Subscribe to DSC Newsletter

Key tools of Big Data for Transformation: Review & Case Study


The challenges of big data can be captured succinctly as follows[1],[2]:

  • Volume; ever increasing volume which breaks down traditional data-holding capacity
  • Variety; more and more heterogeneous data from many formats and types are bombarding the data environment
  • Velocity; more and more data is time sensitive now; frequent updates are taking place instead of relying on historical old data and data in real time is being generated now by the internet of things, amongst others.
  • Veracity; how valid and reliable is the data? Since now we have so much data, any point of view can be supported by selective adaption of data.

For volume, Map Reduce[3] works to harness the potential of billions of items of data. The first part is that the data is mapped down into key and value pairs; the reduce job combines the mapped data into smaller set of data by eliminating repetition and redundancy amongst others. Hadoop is open-source for handling big data, applying MapReduce and a variety of other distribution systems and clusters. and there are variants produced by many different vendors such as Cloudera, Hortonworks, MapR and Amazon. There also other products such HPCC and cloud-based services such as Google BigQuery.

For variety, NoSQL (Not-Only SQL)[4] is a new way of handling variety of data. Relational databases use rows and columns in handling data but NoSQL uses a number of other components such as giving unique key to every item in the data. Companies utilize NoSQL because it captures so many elements of supply chain that were previously only based on experience or hunches (Techterms, 2013). MongoDB – an open-source NoSQL database and other instances of NoSQL are Cassandra,

For velocity, Complex even processing or stream processing allows us to handle the velocity of time; real time generated by countless sensors involved in every bit and inch of the supply chain process can be automatically fed into stream processing which uses defined algorithms to analyze it almost instantly. Early alarm systems of supply chain would find this invaluable because red alert can be issued to company from the supply chain right when it occurs instead of giving the red alert after a sufficient time has elapsed which has given the disruption time to reckon havoc for the business. Apache spark has also been developed which is found to be around 100 times faster than hadoop for MapReduce purposes. Storm is an open-source distributed computation system designed for processing multiple data streams in real time.
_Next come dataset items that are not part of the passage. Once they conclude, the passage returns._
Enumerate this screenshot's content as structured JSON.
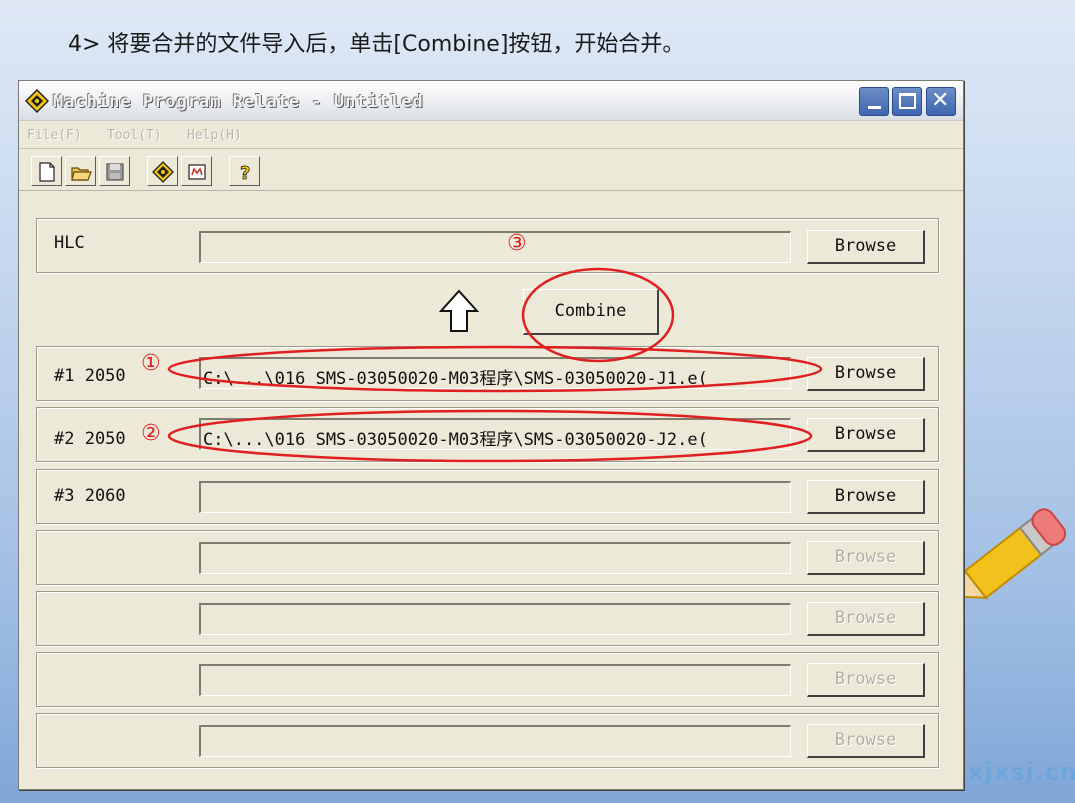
{
  "caption": "4> 将要合并的文件导入后，单击[Combine]按钮，开始合并。",
  "watermark": "xjxsj.cn",
  "window": {
    "title": "Machine Program Relate - Untitled",
    "menu": [
      "File(F)",
      "Tool(T)",
      "Help(H)"
    ]
  },
  "toolbar": {
    "icons": [
      "new-file-icon",
      "open-folder-icon",
      "save-icon",
      "compass-icon",
      "relate-icon",
      "help-icon"
    ]
  },
  "hlc": {
    "label": "HLC",
    "value": "",
    "browse": "Browse"
  },
  "combine_label": "Combine",
  "rows": [
    {
      "label": "#1 2050",
      "value": "C:\\...\\016 SMS-03050020-M03程序\\SMS-03050020-J1.e(",
      "browse": "Browse",
      "enabled": true
    },
    {
      "label": "#2 2050",
      "value": "C:\\...\\016 SMS-03050020-M03程序\\SMS-03050020-J2.e(",
      "browse": "Browse",
      "enabled": true
    },
    {
      "label": "#3 2060",
      "value": "",
      "browse": "Browse",
      "enabled": true
    },
    {
      "label": "",
      "value": "",
      "browse": "Browse",
      "enabled": false
    },
    {
      "label": "",
      "value": "",
      "browse": "Browse",
      "enabled": false
    },
    {
      "label": "",
      "value": "",
      "browse": "Browse",
      "enabled": false
    },
    {
      "label": "",
      "value": "",
      "browse": "Browse",
      "enabled": false
    }
  ],
  "annotations": {
    "step1": "①",
    "step2": "②",
    "step3": "③"
  },
  "colors": {
    "annotation": "#e02020",
    "title_blue": "#3e66b0",
    "window_bg": "#ece9d8"
  }
}
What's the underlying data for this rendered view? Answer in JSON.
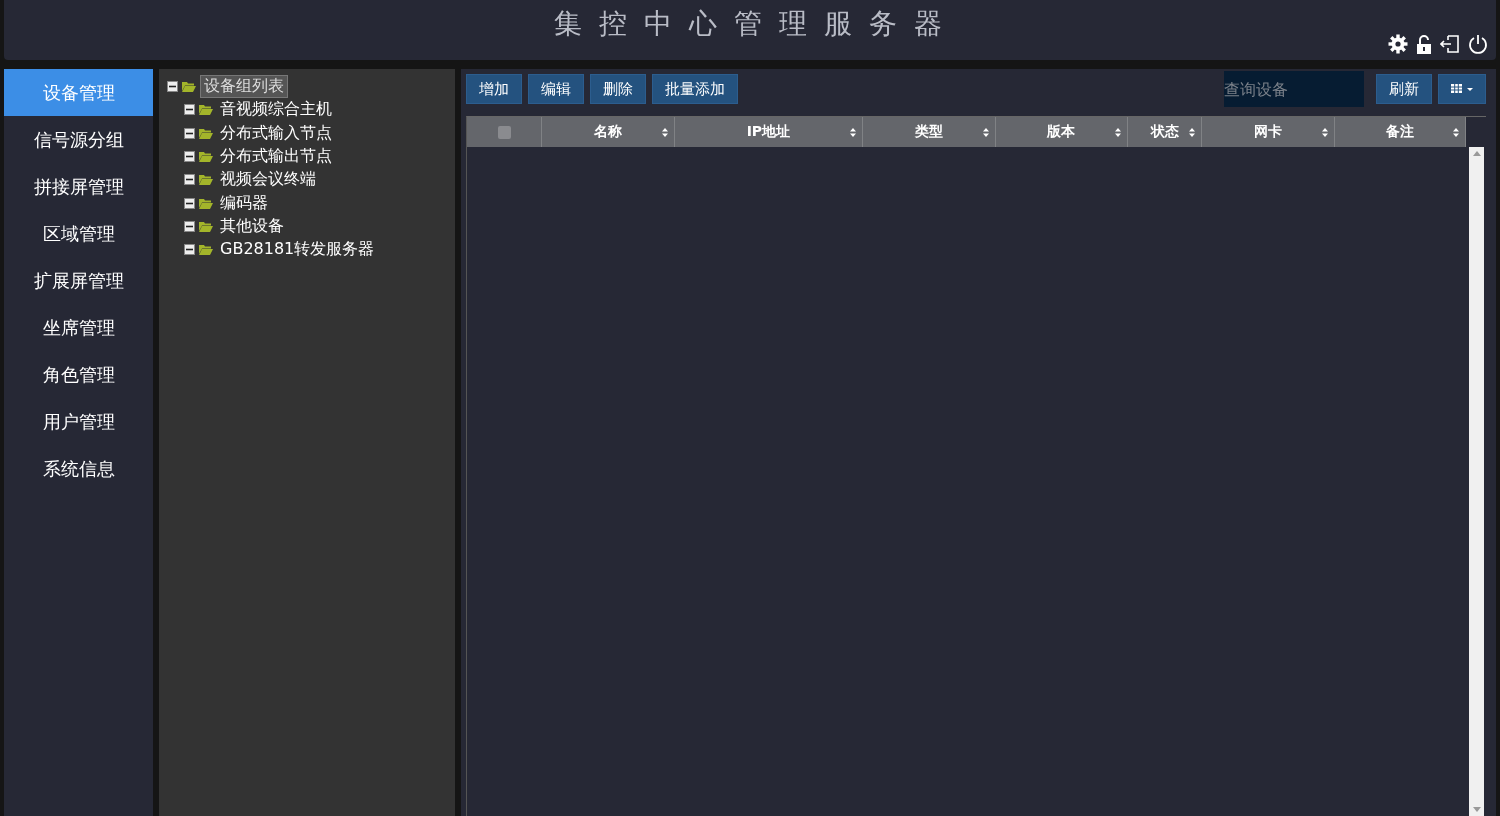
{
  "header": {
    "title": "集 控 中 心 管 理 服 务 器"
  },
  "sidebar": {
    "items": [
      {
        "label": "设备管理",
        "selected": true
      },
      {
        "label": "信号源分组",
        "selected": false
      },
      {
        "label": "拼接屏管理",
        "selected": false
      },
      {
        "label": "区域管理",
        "selected": false
      },
      {
        "label": "扩展屏管理",
        "selected": false
      },
      {
        "label": "坐席管理",
        "selected": false
      },
      {
        "label": "角色管理",
        "selected": false
      },
      {
        "label": "用户管理",
        "selected": false
      },
      {
        "label": "系统信息",
        "selected": false
      }
    ]
  },
  "tree": {
    "root": {
      "label": "设备组列表",
      "selected": true,
      "expanded": true,
      "children": [
        {
          "label": "音视频综合主机",
          "selected": false,
          "expanded": true
        },
        {
          "label": "分布式输入节点",
          "selected": false,
          "expanded": true
        },
        {
          "label": "分布式输出节点",
          "selected": false,
          "expanded": true
        },
        {
          "label": "视频会议终端",
          "selected": false,
          "expanded": true
        },
        {
          "label": "编码器",
          "selected": false,
          "expanded": true
        },
        {
          "label": "其他设备",
          "selected": false,
          "expanded": true
        },
        {
          "label": "GB28181转发服务器",
          "selected": false,
          "expanded": true
        }
      ]
    }
  },
  "toolbar": {
    "buttons": [
      "增加",
      "编辑",
      "删除",
      "批量添加"
    ],
    "search": {
      "placeholder": "查询设备"
    },
    "refresh": "刷新"
  },
  "table": {
    "select_all": {
      "checked": false
    },
    "columns": [
      "名称",
      "IP地址",
      "类型",
      "版本",
      "状态",
      "网卡",
      "备注"
    ]
  }
}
For veracity, Machine learning and data mining constitute a number of models taken from mathematics, statistics and artificial intelligence that make sense of the big data as well as ensure reliability of results associated with the data so that the skepticism brought by veracity for the management can be sufficiently diminished. Also for veracity, apache mahout, machine learning in R and python are particularly useful platforms for filtering of data as well as clustering and classification of data into model points which greatly reduces having to focus on redundant data. Powerful visualizations have also covered ground to make intuitive human sense of the plethora of data and results available to us. These types of visualizations are far more flexible, representative and diverse than the usual spreadsheet based visualization tools. Instances of powerful visualization can be made through tableau, data driven documents, google interactive maps , Ggplot, Shiny and R Markdown of R and so on.
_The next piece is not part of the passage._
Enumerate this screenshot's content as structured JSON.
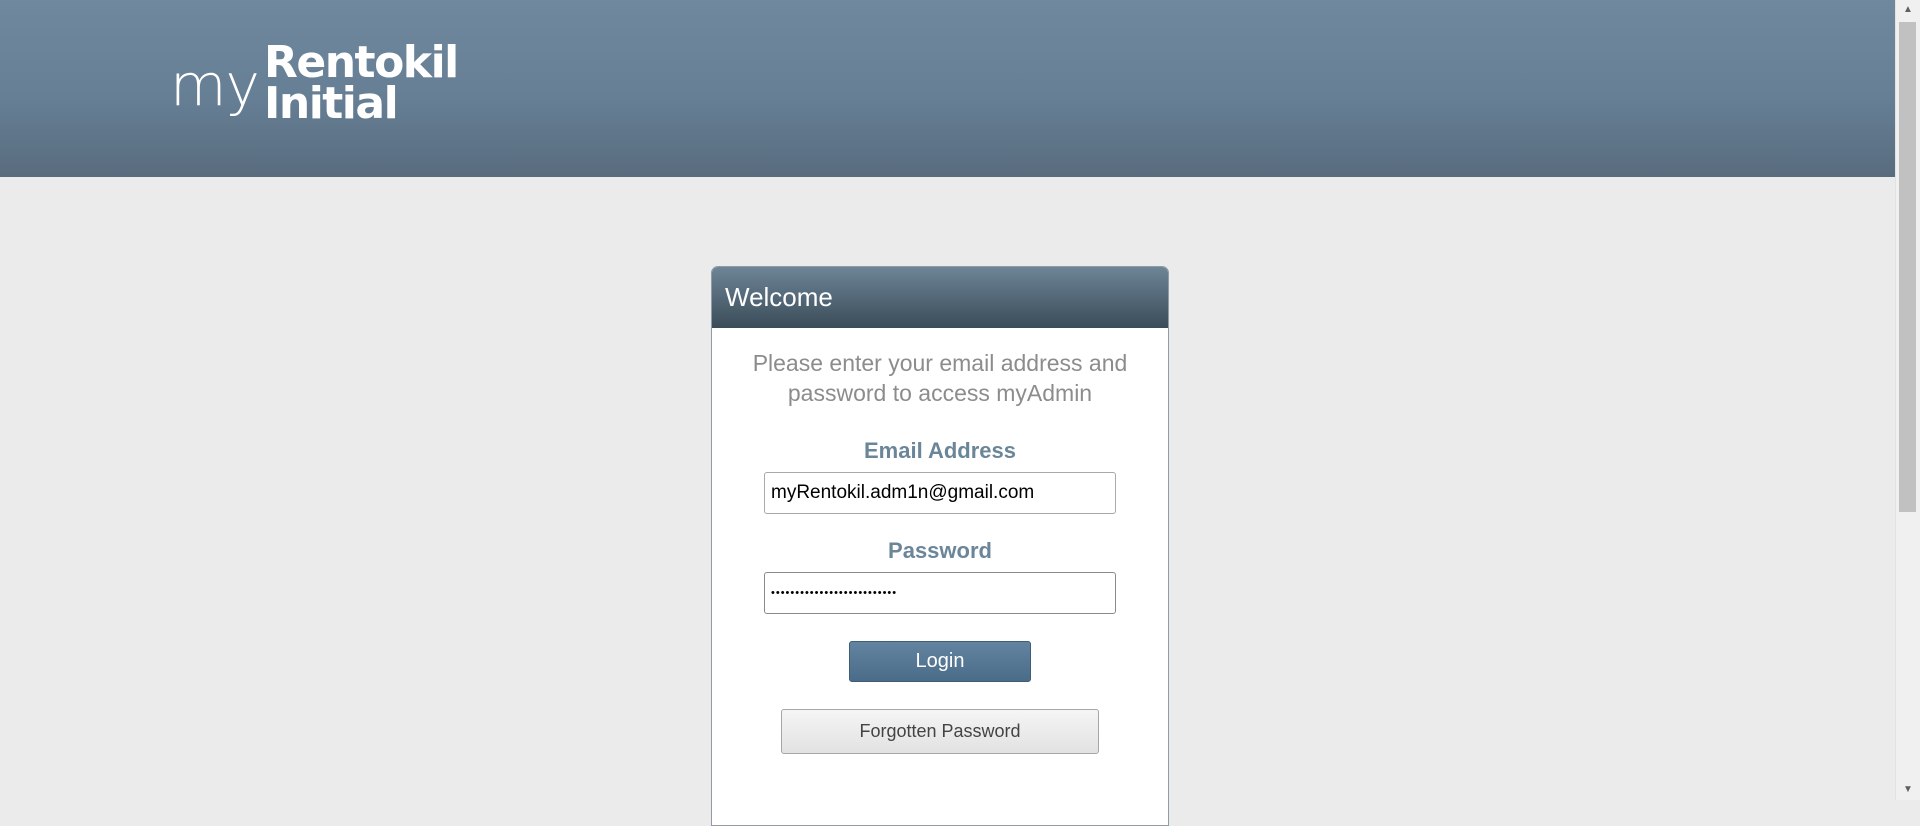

Moreover, behavioral finance has highlighted a number of ground breaking cognitive biases that human falls into; such as recency effect of seeing only the recent efforts and generalizing them to the long term anchoring which is relying on expert opinion or the primacy effect which is giving undue importance to first impressions. Anchoring has a special context in organizations which is relying unduly on the opinion of highly paid and powerful leaders in the company. Big data can clear up the clutter of such cognitive biases by introducing data-driven decision making into the company.

Even with robust sensitive checks in place to counter over-fitting, there is still a challenge around the concepts Game Theory and the Butterfly Effect of Chaos theory and their application in insurance analytics. Modelers need to at least partly take into account these reactions within strategies to maximize the benefit and minimize any potential damages. This includes more frequently updating analysis than before to assess if there are any discrepancies between model anticipation and reality. Assessment ideally needs to incorporate horizon scanning techniques and emerging risk assessment, which can be in-built into assumptions for stochastic analysis or the robustness of sensitivity analysis[5].

An excellent illustration by Rubens Zimbres captures the synergistic interaction between machine learning and big data and is shown as a mindmap as follows:


Key thing to note here is how big data goes from billions to less and less data which is more and more refined and useful. Machine learning is then applied onto the data to arrive at actionable insights. Key models of simulation mentioned here belong to the complexity science domain detailed before. As such, this mindmap presents a powerful consolidation of many algorithms by showing relationships and links between them, as these on their own, can seem confusing and dispersed.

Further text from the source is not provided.